Les partisans du texte, de leur côté, estiment nécessaire, au nom de la lutte contre le terrorisme et de la sûreté nationale, de donner plus de moyens aux services de renseignement tout en renforçant l'encadrement des techniques utilisées. Les trois saisines du Conseil constitutionnel témoignent des ambivalences françaises sur ce texte. Les Sages vont se prononcer sur une loi à fort impact pour les libertés individuelles, comme ils l'avaient fait en janvier 1981 à propos de la loi renforçant la sécurité et protégeant la liberté des personnes (dite loi sécurité et liberté).

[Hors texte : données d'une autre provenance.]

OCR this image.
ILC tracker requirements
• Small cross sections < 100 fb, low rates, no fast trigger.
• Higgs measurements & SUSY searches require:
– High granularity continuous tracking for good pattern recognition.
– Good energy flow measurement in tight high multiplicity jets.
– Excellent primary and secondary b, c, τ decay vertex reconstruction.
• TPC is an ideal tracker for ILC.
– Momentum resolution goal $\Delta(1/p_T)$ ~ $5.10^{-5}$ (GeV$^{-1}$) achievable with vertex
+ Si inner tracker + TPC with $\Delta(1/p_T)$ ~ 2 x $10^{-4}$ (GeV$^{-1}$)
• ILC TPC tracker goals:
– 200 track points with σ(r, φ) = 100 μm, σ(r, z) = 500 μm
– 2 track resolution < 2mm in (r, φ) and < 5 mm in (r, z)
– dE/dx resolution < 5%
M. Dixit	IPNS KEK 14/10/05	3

Les libertés individuelles en question
Le chef de l'État, François Hollande, a été le premier à annoncer, en avril dernier, son intention de saisir le Conseil Constitutionnel, au terme de la navette parlementaire, pour s'assurer de la conformité du texte avec la Constitution et tenter de rassurer les sceptiques. Les députés Laure de la Raudière et Pierre Lellouche (Les Républicains) sont également à l'initiative d'une saisine deposée par une centaine de députés, dont 6 députés UDI et 14 écologistes, inquiets que le pouvoir judiciaire, garant des libertés individuelles, soit « le grand absent de la loi ». Certains ont voté pour le texte, mais veulent obtenir l'avis du Conseil.

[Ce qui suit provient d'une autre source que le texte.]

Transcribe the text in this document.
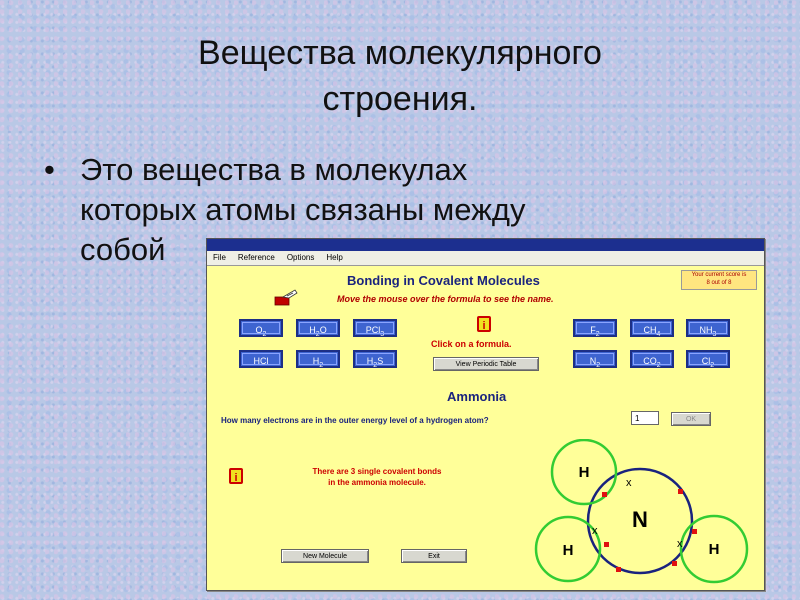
Вещества молекулярного
строения.
• Это вещества в молекулах
которых атомы связаны между
собой	File Reference Options Help
Bonding in Covalent Molecules
Move the mouse over the formula to see the name.
Your current score is
8 out of 8
$O_2$	$H_2O$	PCl$_3$
HCl	$H_2$	$H_2S$
$F_2$	$CH_4$	$NH_3$
$N_2$	$CO_2$	$Cl_2$
i
Click on a formula.
View Periodic Table
Ammonia
How many electrons are in the outer energy level of a hydrogen atom?	1	OK
i
There are 3 single covalent bonds
in the ammonia molecule.
New Molecule	Exit
N
H
H	H
x
x
x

Du côté des sénateurs, c'est le président de la chambre haute, Gérard Larcher, qui a indiqué saisir l'institution ce jeudi 25 juin. Le Conseil devra s'assurer que le texte réponde « aux exigences de protection des libertés fondamentales ». Profitant des nouvelles révélations sur les écoutes américaines de hauts dirigeants français, Gérard Larcher a aussi réaffirmé l'importance de l'encadrement des écoutes et déclaré que le Sénat a oeuvré en ce sens à travers différentes dispositions du texte « dont les pouvoirs de contrôle de la CNCTR ; la possibilité de saisir le Conseil d'État ; le contrôle des algorithmes de surveillance ; la limitation de la durée des autorisations de sonorisation et de captation d'images dans les lieux privés et de la durée de conservation des données collectées ».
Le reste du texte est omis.